Cordesh’s funeral was very difficult for the wonderful village. As part of ministerial formation, Alain had been assigned to Metro, an integrated Methodist inner-city congregation, so the service was naturally held there. It was the same type of funeral service I was accustomed to, except for the meat locker temperature inside the sanctuary. The presiding minister prayed the concluding words, The Lord has given, and the Lord has taken her back”. I heard a soft voice directly behind me countermand, “No, it was NOT the Lord, it was the hospital!” Not surprisingly, it was Peter Storey, who had led the Christian churches’ fight against Apartheid. Last night in Chapel he vowed to challenge this horrific incompetence and indifference rampant in public health care here.
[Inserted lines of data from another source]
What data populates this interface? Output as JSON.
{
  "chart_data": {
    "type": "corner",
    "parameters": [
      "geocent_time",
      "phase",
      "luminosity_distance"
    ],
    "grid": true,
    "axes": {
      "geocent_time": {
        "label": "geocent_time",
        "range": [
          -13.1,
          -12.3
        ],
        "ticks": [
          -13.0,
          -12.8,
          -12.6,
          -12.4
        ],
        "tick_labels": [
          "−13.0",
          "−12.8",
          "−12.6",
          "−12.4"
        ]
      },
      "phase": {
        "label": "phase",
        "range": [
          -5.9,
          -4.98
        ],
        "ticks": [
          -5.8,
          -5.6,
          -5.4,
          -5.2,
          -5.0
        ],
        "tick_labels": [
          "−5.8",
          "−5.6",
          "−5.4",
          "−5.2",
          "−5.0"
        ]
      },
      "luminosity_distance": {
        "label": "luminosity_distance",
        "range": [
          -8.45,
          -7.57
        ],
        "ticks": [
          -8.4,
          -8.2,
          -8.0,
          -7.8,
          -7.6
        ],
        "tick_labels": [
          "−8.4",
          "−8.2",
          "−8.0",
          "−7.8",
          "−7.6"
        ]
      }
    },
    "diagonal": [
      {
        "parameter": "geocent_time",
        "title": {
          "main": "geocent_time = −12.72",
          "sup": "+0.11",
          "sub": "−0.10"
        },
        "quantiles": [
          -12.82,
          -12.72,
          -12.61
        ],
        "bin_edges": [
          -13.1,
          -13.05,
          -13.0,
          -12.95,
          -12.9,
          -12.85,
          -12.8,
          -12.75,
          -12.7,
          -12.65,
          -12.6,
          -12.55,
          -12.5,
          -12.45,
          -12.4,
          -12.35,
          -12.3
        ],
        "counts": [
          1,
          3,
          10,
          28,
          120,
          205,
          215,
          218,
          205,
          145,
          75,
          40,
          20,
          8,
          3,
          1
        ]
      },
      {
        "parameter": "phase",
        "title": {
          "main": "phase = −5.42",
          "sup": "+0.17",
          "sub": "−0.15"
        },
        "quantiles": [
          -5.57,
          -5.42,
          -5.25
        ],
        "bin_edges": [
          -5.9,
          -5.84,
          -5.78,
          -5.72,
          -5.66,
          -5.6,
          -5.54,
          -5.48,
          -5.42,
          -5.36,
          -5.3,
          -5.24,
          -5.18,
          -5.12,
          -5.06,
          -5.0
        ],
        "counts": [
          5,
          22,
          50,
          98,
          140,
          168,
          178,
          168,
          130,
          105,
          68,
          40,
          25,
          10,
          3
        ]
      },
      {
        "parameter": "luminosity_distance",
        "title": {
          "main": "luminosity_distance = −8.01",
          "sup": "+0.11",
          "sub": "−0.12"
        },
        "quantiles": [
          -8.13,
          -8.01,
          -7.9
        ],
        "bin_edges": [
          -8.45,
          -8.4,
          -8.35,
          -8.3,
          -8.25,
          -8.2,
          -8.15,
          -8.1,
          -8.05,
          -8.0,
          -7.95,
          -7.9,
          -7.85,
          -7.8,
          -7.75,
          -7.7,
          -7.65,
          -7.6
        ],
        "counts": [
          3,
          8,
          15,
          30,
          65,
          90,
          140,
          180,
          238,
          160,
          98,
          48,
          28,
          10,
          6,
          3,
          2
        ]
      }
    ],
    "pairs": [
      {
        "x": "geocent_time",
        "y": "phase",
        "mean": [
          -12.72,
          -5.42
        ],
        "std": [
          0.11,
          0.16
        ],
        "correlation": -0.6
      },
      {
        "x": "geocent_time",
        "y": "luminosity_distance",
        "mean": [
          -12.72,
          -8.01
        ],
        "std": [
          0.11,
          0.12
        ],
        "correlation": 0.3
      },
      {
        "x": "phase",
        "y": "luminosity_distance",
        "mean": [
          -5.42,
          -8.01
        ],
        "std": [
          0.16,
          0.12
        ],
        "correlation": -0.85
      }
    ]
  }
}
Doug whispered to me, “The lion lives again!”
At the close of the service, a fellow Congolese seminarian carried the tiny casket out of the sanctuary. Mother Georgette collapsed into wailing, sobbing repeated piercing staccato cries of high-pitched AYE-AYE-AYE. Caught off guard, this hysterical outbreak startled me so I almost screamed. Her distress, like a wave, echoed off the church walls, releasing a flood of tears from the entire congregation.
A train of cars tortuously crawled to a private cemetery, ironically in the shadow of the very same hospital that had killed her. Here Metro Methodist Church has purchased land for church members in need of burial plots. On a hillside were about fifty new graves, behind which were headstones peaking up from tall swaying weeds. Psalm 103 came to mind: “As for man, his days are like grass, he flourishes like a flower of the field; the wind blows over it and it is gone, and its place remembers it no more.” A hole had already been dug literally inches from another fresh mound of red earth and stone. Fraying pieces of red carpet were draped over the sides and set under a row of rotting cloth chairs. A temporary wooden cross adorned with handwritten words was stuck in the dirt off to one side. The minister intoned our Lord’s final words of comfort. As the diminutive wooden box was tenderly lowered into the hole, he invited anyone who wished to toss in a handful of dirt. Georgette commenced wailing as fellow mothers surrounded her in mourning. Ten seminarians took turns with two provided shovels to refill the hole, disregarding their dress shoes and clothes. My big job was to hold suit coats as the men strained in the hot sun. They lovingly sculpted the mound and planted the cross, reminding me of desert burials in old cowboy movies. Eventually a permanent grave marker will replace the wooden cross.
And so a new life has commenced for this precious little family. But they remain in the loving support of the wonderful village called SMMS.